Soliris Helps to Protect Kidney Transplants in aHUS Patients – Provided Disease Diagnosed, Study Reports
Soliris (eculizumab), started before or just after a kidney transplant, works against graft loss and improves long-term kidney function — potentially avoiding dialysis — in people with atypical hemolytic uremic syndrome (aHUS) who were diagnosed before this surgery, a registry study reports.
But people not diagnosed with aHUS until after a transplant remain at high risk of requiring dialysis or having their kidney fail again, regardless of Soliris treatment. Researchers said these results call attention to, and strengthen, the importance of diagnosing aHUS and starting appropriate treatment early.
The study “Eculizumab Use for Kidney Transplantation in Patients With a Diagnosis of Atypical Hemolytic Uremic Syndrome”, was published in the journal Kidney International Reports.
Atypical hemolytic uremic syndrome (aHUS) often leads to advanced chronic kidney disease.
A kidney transplant was not recommended for these patients — advised again, in fact — because aHUS can re-emerge in the donated kidney, requiring dialysis and risking transplant failure.
But with the availability of Soliris (by Alexion) — a monoclonal antibody that targets the complement, a part of the immune system uncontrollably activated in aHUS — some studies suggest its use may improve the success of a kidney transplant.
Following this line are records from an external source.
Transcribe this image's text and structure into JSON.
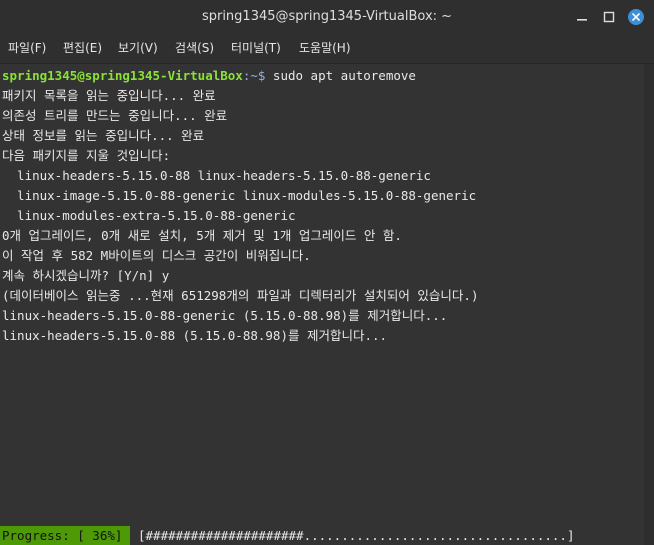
{
  "window": {
    "title": "spring1345@spring1345-VirtualBox: ~"
  },
  "menu": {
    "items": [
      "파일(F)",
      "편집(E)",
      "보기(V)",
      "검색(S)",
      "터미널(T)",
      "도움말(H)"
    ]
  },
  "terminal": {
    "prompt_user": "spring1345@spring1345-VirtualBox",
    "prompt_path": ":~$",
    "command": " sudo apt autoremove",
    "output": [
      "패키지 목록을 읽는 중입니다... 완료",
      "의존성 트리를 만드는 중입니다... 완료",
      "상태 정보를 읽는 중입니다... 완료",
      "다음 패키지를 지울 것입니다:",
      "  linux-headers-5.15.0-88 linux-headers-5.15.0-88-generic",
      "  linux-image-5.15.0-88-generic linux-modules-5.15.0-88-generic",
      "  linux-modules-extra-5.15.0-88-generic",
      "0개 업그레이드, 0개 새로 설치, 5개 제거 및 1개 업그레이드 안 함.",
      "이 작업 후 582 M바이트의 디스크 공간이 비워집니다.",
      "계속 하시겠습니까? [Y/n] y",
      "(데이터베이스 읽는중 ...현재 651298개의 파일과 디렉터리가 설치되어 있습니다.)",
      "linux-headers-5.15.0-88-generic (5.15.0-88.98)를 제거합니다...",
      "linux-headers-5.15.0-88 (5.15.0-88.98)를 제거합니다..."
    ]
  },
  "progress": {
    "label": "Progress: [ 36%]",
    "percent": 36,
    "bar": "[#####################...................................]"
  },
  "colors": {
    "prompt_user": "#8ae234",
    "prompt_path": "#9ab0d8",
    "progress_bg": "#4e9a06",
    "close_button": "#3c8fd6"
  }
}
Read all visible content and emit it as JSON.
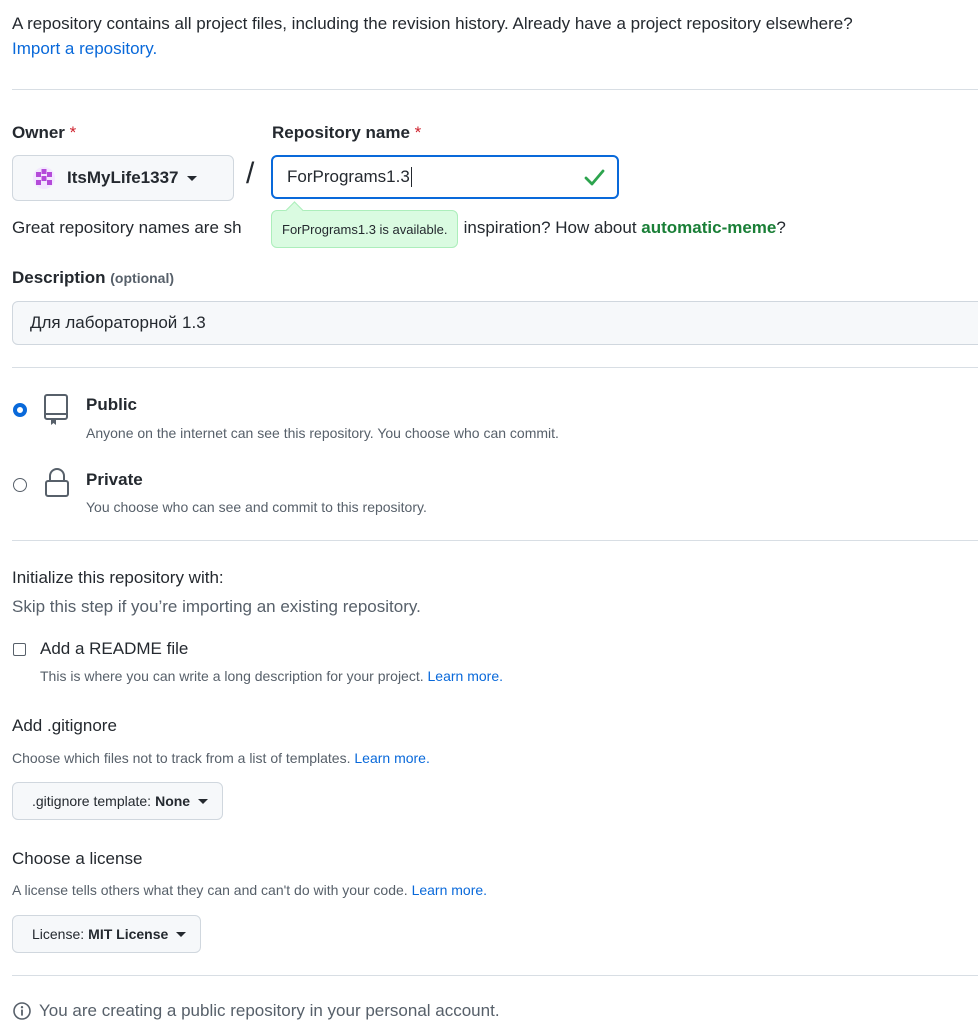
{
  "intro": {
    "text": "A repository contains all project files, including the revision history. Already have a project repository elsewhere?",
    "import_link": "Import a repository."
  },
  "owner": {
    "label": "Owner",
    "required_mark": "*",
    "value": "ItsMyLife1337"
  },
  "separator": "/",
  "repo_name": {
    "label": "Repository name",
    "required_mark": "*",
    "value": "ForPrograms1.3",
    "status_icon": "check-icon"
  },
  "availability_tooltip": "ForPrograms1.3 is available.",
  "helper": {
    "prefix": "Great repository names are sh",
    "middle": "inspiration? How about ",
    "suggestion": "automatic-meme",
    "suffix": "?"
  },
  "description": {
    "label": "Description",
    "optional": "(optional)",
    "value": "Для лабораторной 1.3"
  },
  "visibility": {
    "public": {
      "title": "Public",
      "subtitle": "Anyone on the internet can see this repository. You choose who can commit.",
      "selected": true,
      "icon": "repo-icon"
    },
    "private": {
      "title": "Private",
      "subtitle": "You choose who can see and commit to this repository.",
      "selected": false,
      "icon": "lock-icon"
    }
  },
  "initialize": {
    "title": "Initialize this repository with:",
    "subtitle": "Skip this step if you’re importing an existing repository.",
    "readme": {
      "label": "Add a README file",
      "description": "This is where you can write a long description for your project.",
      "learn_more": "Learn more.",
      "checked": false
    }
  },
  "gitignore": {
    "title": "Add .gitignore",
    "description": "Choose which files not to track from a list of templates.",
    "learn_more": "Learn more.",
    "select_prefix": ".gitignore template:",
    "select_value": "None"
  },
  "license": {
    "title": "Choose a license",
    "description": "A license tells others what they can and can't do with your code.",
    "learn_more": "Learn more.",
    "select_prefix": "License:",
    "select_value": "MIT License"
  },
  "notice": {
    "icon": "info-icon",
    "text": "You are creating a public repository in your personal account."
  },
  "colors": {
    "link": "#0969da",
    "success": "#1a7f37",
    "required": "#cf222e",
    "focus": "#0969da",
    "tooltip_bg": "#dafbe1"
  }
}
An earlier grouped analysis of past clinical trials indicated that Soliris is beneficial when given shortly after a kidney transplant, working to improve kidney function and prevent graft rejection.
But information is limited “to guide clinicians as to the timing of eculizumab therapy in relation to transplantation, ” the research team noted in the study.
Potential benefits of its use before and after the transplant has yet to be studied using adequate follow-up periods, the scientists added, noting their work focused on post-transplant advantages of pre-transplant treatment.
Their observational study analyzed outcomes in 188 aHUS patients who underwent kidney transplant, were treated with Soliris and followed for at least one year after the surgery.
All were part of the Global aHUS Registry (NCT01522183), a worldwide registry aiming to capture post-approval (post-marketing) safety data on Soliris’ use. This registry contains the largest database of transplant patients treated with Soliris, apart from any interventional clinical study.
Two groups of aHUS patients were compared: those receiving Soliris up to or at the time of their transplant (88 patients), and those who started treatment after the transplant (100 patients).
Of those starting Soliris post-transplant, 52 were diagnosed with aHUS before the surgery, and 48 only after their most recent kidney transplant. (Some had one or more prior transplants; median age of all patients was 34.1.)
Results in this group showed that graft loss — the loss of function in the transplanted kidney — occurred in 27 of these 100 people. Graft loss is defined as the need for consecutive dialysis over more than three months.
Three started with Soliris before or at time of the transplant (3%), and 24 initiated Soliris after the procedure — seven (13%) diagnosed with aHUS before and 17 (35%) who were diagnosed after the most recent transplant.
Within five years post-transplant, 47 patients in total required dialysis at least once.
Those more likely to end up requiring dialysis were patients given Soliris only after the transplant, and especially those diagnosed with aHUS after their most recent transplant.
Graft loss was also more likely to occur in this latter group of patients.
Measures taken six months’ post-surgery of the kidney’s glomerular filtration rate, used to assess how well the organ is working, showed significantly better function in the grafted kidney of patients who have started Soliris before or at the time transplant, compared with the other groups. This tendency was maintained over two years of follow-up.
Few safety concerns were reported. One patient had a meningococcal infection, which resolved with antibiotics, and three died due to causes unrelated to Soliris.
These findings “suggest eculizumab is beneficial for the treatment of patients with aHUS in the setting of transplantation, and carries a minimal risk of infection,” the researchers wrote.
“Compared with historical results, the current analysis showed favorable outcomes in transplanted patients with aHUS receiving eculizumab, with graft survival … improved compared with that reported in the literature” they added.
The data also support that Soliris started before a kidney transplant “potentially reduces rates of dialysis after transplantation,” requiring aHUS be diagnosed earlier.
Overall, these data agrees with current guidelines suggesting that aHUS diagnosis should be done as early as possible to initiate appropriate treatment timely.
Those not given an aHUS diagnosis until after the transplant are at higher risk of graft failure, “emphasizing the importance of the timing of diagnosis of aHUS with respect to transplantation.”
“[A]ny transplant candidate with a clinical history or renal biopsy suggestive of thrombotic microangiopathy should be carefully evaluated for a possible diagnosis of aHUS and that treatment with eculizumab beginning at the time of transplantation will improve posttransplant outcome,” the researchers concluded.